More recently, I have distilled my short courses, which I have given to industry and academia, in five workbooks [24]-[28]. They summarize my experience gained over five decades with modeling in tensors and programming with matrices, foremost in C++. All these workbooks are also the basis of my seven online courses at UDEMY.
6. Conclusions
More than five decades have passed since I introduced a covariant formulation of Newton’s Second Law. But the foundations had been laid much earlier by Einstein’s postulate that all natural laws must be covariant with respect to arbitrary continuous transformations of the coordinates, and later Noll’s Principle of Material Frame-Indifference with its clear distinction between frames and coordinate systems. Wundheiler’s paper provided the theoretical underpinning for deriving the rotational time derivative.
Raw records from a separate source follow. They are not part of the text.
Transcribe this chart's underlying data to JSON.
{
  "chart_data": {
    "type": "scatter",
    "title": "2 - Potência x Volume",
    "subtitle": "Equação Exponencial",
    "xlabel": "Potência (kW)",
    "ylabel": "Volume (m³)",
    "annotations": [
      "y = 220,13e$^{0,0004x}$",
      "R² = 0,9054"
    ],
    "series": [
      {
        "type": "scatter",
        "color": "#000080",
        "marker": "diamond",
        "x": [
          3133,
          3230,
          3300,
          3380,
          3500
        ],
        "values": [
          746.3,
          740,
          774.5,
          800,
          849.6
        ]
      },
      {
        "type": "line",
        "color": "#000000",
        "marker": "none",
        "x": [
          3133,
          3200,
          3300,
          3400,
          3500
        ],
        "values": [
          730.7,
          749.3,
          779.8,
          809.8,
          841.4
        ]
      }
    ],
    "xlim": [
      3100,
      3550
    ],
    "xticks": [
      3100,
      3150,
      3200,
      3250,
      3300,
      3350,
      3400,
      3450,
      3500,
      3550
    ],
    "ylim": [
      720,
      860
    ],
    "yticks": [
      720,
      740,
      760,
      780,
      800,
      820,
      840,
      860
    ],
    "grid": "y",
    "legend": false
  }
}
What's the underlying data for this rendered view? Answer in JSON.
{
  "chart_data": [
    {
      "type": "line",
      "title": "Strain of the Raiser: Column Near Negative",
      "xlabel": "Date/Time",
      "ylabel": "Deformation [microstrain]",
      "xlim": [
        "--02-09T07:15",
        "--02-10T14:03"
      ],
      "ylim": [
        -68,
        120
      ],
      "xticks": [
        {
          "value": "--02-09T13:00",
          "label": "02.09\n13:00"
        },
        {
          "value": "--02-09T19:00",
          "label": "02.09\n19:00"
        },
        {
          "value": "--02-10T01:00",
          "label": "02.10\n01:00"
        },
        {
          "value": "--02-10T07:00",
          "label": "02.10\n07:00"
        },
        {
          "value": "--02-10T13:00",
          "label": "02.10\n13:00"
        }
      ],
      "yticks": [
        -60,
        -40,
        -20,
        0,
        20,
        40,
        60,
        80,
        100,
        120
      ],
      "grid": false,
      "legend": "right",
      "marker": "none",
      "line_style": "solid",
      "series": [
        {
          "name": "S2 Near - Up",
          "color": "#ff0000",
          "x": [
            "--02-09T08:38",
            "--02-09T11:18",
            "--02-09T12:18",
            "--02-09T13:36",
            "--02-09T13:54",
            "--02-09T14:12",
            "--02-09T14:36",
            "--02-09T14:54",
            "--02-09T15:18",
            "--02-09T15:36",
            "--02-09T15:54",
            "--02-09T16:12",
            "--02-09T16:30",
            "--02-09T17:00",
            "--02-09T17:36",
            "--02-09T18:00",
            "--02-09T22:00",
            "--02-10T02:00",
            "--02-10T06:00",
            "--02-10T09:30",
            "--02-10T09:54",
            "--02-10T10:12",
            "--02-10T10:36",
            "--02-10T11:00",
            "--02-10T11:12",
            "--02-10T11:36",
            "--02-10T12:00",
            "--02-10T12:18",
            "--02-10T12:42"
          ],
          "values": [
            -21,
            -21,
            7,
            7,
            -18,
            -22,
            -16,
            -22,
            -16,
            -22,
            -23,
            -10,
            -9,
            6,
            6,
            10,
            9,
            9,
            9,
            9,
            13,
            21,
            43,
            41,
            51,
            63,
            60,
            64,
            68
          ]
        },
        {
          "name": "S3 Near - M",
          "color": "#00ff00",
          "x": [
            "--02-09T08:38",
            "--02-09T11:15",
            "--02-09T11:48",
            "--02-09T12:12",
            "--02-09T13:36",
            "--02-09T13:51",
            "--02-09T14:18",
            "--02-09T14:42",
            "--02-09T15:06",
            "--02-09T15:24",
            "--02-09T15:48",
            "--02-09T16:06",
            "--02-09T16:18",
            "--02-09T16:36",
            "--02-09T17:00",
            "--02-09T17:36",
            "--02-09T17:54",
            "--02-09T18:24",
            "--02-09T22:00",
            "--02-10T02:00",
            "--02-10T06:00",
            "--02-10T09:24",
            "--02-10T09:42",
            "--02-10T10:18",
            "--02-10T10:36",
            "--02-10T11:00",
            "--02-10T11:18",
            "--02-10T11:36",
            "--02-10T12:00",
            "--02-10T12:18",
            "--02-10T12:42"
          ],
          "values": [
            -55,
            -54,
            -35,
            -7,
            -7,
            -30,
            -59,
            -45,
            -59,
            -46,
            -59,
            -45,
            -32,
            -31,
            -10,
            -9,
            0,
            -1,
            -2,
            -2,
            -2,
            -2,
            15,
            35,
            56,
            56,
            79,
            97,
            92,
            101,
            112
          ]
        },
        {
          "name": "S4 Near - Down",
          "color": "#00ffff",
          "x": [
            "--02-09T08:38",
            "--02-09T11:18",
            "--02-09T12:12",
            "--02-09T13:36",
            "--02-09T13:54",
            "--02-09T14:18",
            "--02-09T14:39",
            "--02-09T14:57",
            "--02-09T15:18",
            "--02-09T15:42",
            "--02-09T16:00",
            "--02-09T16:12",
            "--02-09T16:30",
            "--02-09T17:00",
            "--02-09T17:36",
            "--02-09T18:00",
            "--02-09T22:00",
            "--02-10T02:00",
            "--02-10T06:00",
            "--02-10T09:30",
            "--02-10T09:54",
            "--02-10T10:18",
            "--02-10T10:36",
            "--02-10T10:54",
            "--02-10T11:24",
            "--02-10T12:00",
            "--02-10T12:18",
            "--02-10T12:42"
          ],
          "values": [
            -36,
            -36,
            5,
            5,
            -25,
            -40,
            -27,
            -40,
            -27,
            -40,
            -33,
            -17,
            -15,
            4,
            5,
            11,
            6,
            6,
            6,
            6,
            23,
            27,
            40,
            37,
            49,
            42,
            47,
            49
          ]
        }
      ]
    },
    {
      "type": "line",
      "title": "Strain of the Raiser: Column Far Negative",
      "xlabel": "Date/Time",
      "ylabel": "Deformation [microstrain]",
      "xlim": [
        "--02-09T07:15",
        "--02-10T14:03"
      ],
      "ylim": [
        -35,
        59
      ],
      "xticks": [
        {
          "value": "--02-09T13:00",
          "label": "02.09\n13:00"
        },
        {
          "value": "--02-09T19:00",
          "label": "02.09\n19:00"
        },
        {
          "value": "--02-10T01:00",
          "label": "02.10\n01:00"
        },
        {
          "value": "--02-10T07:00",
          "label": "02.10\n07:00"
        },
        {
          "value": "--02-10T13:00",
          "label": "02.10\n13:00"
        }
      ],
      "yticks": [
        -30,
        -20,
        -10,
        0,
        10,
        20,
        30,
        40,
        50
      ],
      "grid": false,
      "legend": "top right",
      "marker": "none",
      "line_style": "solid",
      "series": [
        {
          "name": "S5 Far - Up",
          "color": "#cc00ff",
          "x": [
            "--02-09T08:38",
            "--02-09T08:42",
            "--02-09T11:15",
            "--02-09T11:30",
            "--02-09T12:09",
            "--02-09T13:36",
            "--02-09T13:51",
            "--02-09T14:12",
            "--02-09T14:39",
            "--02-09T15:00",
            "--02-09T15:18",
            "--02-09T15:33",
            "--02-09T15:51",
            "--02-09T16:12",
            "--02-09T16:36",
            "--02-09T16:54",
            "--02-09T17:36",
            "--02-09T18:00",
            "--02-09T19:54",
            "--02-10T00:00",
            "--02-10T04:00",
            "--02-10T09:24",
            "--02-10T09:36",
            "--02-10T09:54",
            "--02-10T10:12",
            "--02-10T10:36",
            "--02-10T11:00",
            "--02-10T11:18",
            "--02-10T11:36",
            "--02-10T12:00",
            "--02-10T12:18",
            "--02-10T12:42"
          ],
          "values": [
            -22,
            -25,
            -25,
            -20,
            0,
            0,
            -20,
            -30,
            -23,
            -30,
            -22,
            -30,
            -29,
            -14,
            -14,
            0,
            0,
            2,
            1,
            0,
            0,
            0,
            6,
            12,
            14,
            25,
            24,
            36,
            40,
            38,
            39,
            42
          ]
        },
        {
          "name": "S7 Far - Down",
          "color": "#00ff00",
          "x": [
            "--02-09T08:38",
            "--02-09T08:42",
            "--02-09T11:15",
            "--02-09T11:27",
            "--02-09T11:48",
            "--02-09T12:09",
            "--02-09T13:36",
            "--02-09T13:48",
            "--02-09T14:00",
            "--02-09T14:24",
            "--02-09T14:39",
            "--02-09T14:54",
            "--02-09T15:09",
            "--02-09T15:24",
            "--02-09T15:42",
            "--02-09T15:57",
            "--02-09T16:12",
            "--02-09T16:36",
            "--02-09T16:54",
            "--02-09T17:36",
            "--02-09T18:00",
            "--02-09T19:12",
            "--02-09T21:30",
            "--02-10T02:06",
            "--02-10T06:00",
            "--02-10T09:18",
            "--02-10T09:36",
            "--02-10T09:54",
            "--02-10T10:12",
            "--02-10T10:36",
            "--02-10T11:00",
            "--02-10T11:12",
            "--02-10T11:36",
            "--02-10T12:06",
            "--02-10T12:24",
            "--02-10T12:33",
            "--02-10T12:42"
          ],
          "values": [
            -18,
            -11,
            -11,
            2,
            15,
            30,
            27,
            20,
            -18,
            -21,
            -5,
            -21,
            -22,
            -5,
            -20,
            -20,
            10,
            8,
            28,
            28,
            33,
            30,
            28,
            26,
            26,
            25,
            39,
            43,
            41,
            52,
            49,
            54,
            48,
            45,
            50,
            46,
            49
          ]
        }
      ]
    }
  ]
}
Without replacing the ordinary time derivative with the rotational time derivative, the covariant tensor formulation of Newton’s law would not have been possible.
My dissertation has borne much fruit particularly in flight dynamics, which deals with many coordinate systems. The two-phased approach, which involves formulating the physics in tensors and then converting them to matrices by introducing coordinate systems for coding, is now called Tensor Flight Dynamics. It has enabled me and others to model complex flight engagements and develop sophisticated simulations, as documented in my AIAA publications, AMAZON workbooks, and UDEMY online courses.